Joachim Lafosse, el director, sabe muy bien de qué va este asunto. Lo ha sufrido colateralmente. Su padre padeció -y padece- esta enfermedad. Le costó mucho tiempo entender la separación de su madre. Sólo años después comprendería que se puede amar a una persona y resultar imposible la convivencia con ella. La enfermedad machaca a quien la sufre, pero convierte a su pareja en una persona anulada profesional y mentalmente, transformada en la eterna enfermera de un paciente que no sabe o no quiere curarse. Pero Lafosse se esfuerza en no convertir a su protagonista el síntoma de una enfermedad, quiere que veamos a Damien como un buen padre y un buen marido que ama, ríe y que intenta mejorar. Leila tampoco es la sombra y descanso del guerrero, tiene diferentes capas que le confieren igualmente una individualidad, una personalidad diferenciada.
A diferencia de la excelente película Las horas, donde la crisis es retratada en los momentos de terrible de presión de Virginia Woolf, Lafosse pone el acento en los días de euforia incontenible del artista, donde los que le aman sufren por su anormal felicidad y esperan con temor a que se produzca la brutal caída.

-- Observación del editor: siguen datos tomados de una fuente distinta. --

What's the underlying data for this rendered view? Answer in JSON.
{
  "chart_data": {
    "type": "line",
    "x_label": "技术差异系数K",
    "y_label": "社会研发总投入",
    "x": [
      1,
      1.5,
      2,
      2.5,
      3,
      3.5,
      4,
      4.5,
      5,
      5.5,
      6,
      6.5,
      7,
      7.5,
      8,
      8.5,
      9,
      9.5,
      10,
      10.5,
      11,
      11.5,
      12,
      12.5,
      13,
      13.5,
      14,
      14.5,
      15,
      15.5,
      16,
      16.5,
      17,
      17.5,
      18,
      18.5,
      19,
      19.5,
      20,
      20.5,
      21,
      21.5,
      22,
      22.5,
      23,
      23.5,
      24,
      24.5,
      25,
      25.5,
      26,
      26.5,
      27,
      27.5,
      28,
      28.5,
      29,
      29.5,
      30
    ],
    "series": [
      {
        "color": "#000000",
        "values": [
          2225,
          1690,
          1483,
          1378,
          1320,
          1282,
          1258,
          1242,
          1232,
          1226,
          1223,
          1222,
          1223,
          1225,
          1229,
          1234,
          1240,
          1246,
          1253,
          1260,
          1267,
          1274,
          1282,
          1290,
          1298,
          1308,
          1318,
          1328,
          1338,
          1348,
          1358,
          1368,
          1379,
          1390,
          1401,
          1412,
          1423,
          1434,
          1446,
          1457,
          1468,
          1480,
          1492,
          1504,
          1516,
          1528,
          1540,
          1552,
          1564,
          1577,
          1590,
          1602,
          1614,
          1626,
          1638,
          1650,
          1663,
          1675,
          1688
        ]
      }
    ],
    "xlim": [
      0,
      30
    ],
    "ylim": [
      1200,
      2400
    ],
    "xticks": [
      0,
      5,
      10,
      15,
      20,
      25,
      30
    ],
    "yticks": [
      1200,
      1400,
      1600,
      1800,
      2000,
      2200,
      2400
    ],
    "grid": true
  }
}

Durante el rodaje tuvieron que convivir con un invitado al que no esperaban pero que, inopinadamente, fue también un factor importante en algunos momentos de la narración. Me estoy refiriendo al Covid19 y a las medidas tomadas durante la pandemia que padeció media humanidad. La presencia de la mascarilla y el miedo cerval a contagiarse, indicaba cómo una enfermedad viral puede llegar a transformarse también en patología social, que no deja de ser una forma de enfermedad mental que padecen las sociedades.
Tanto Damien como Leila recibieron muchas felicitaciones por su interpretación. En el caso de Damien, siempre suele ser el papel más agradecido, si se tiene talento. Visitó hospitales y recibió asesoramiento de psicólogos y psiquiatras. Nada que reprocharle, es una auténtica lección magistral, chapeau. Pero si me permiten, con frecuencia disfruto más de los que tienen el reto de convertirse en la sombra de su némesis, llevar la carga dramática con dolor contenido, pero sin sobreactuar y lograr complementar la labor del otro. Por eso, siempre disfruté más en los Santos Inocentes con Landa que con Raval; con Cruise que con Hoffman, en Rain man (no se escandalicen, por favor). Y me molesta que Al Pacino, habiendo hecho mejores papeles, el Oscar se lo terminaran dando cuando se convirtió en un ciego en Esencia de Mujer. Cosas mías.
No les quiero comentar si el matrimonio de Leila y Damien termina bien o dura toda la vida, como dice el chiste. Pero les puedo revelar una hermosa y dura confesión que le hace él: “Puedo prometerte estar atento. Puedo prometerte que tendré cuidado. Pero no puedo prometerte que me vaya a curar”. Disfruten de esta excelente y peculiar historia de amor.